Algebraic Speed Estimation for Sensorless Induction Motor Control: Insights from an Electric Vehicle Drive Cycle

Induction motors (IMs) must meet high reliability and safety standards in mission-critical applications, such as electric vehicles (EVs), where sensorless control strategies are fundamental. However, sensorless rotor speed estimation demands improvements to overcome filtering distortions, tuning complexities, and sensitivity to IM model mismatch. Algebraic methods offer inherent filtering capabilities and design flexibility to address these challenges without introducing additional dynamics into the control system. The objective of this paper is to provide an algebraic estimation strategy that yields an accurate rotor speed estimate for sensorless IM control. The strategy includes an algebraic estimator with single-parameter tuning and inherent filtering action.

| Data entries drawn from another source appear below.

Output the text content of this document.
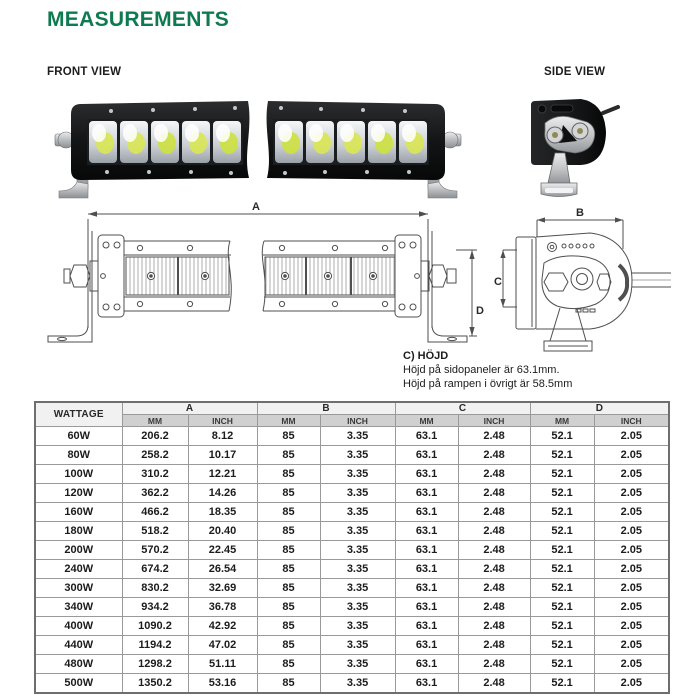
MEASUREMENTS
FRONT VIEW	SIDE VIEW
A
D
B
C
C) HÖJD
Höjd på sidopaneler är 63.1mm.
Höjd på rampen i övrigt är 58.5mm
WATTAGE	A		B		C		D	
	MM	INCH	MM	INCH	MM	INCH	MM	INCH
60W	206.2	8.12	85	3.35	63.1	2.48	52.1	2.05
80W	258.2	10.17	85	3.35	63.1	2.48	52.1	2.05
100W	310.2	12.21	85	3.35	63.1	2.48	52.1	2.05
120W	362.2	14.26	85	3.35	63.1	2.48	52.1	2.05
160W	466.2	18.35	85	3.35	63.1	2.48	52.1	2.05
180W	518.2	20.40	85	3.35	63.1	2.48	52.1	2.05
200W	570.2	22.45	85	3.35	63.1	2.48	52.1	2.05
240W	674.2	26.54	85	3.35	63.1	2.48	52.1	2.05
300W	830.2	32.69	85	3.35	63.1	2.48	52.1	2.05
340W	934.2	36.78	85	3.35	63.1	2.48	52.1	2.05
400W	1090.2	42.92	85	3.35	63.1	2.48	52.1	2.05
440W	1194.2	47.02	85	3.35	63.1	2.48	52.1	2.05
480W	1298.2	51.11	85	3.35	63.1	2.48	52.1	2.05
500W	1350.2	53.16	85	3.35	63.1	2.48	52.1	2.05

We propose an EV case study to experimentally evaluate and compare its performance with a typical drive cycle and a dynamic torque load that emulates a small-scale EV power train. The algebraic estimator exhibited a signal-to-noise ratio (SNR) of 43 dB. The closed-loop experiment for the EV case study showed average tracking errors below 1 rad/s and similar performance compared to a well-known sensorless strategy. Our results show that the proposed algebraic estimation strategy works effectively in a nominal speed range for a practical IM sensorless application. The algebraic estimator only requires single-parameter tuning and potentially facilitates IM model updates using a resetting scheme.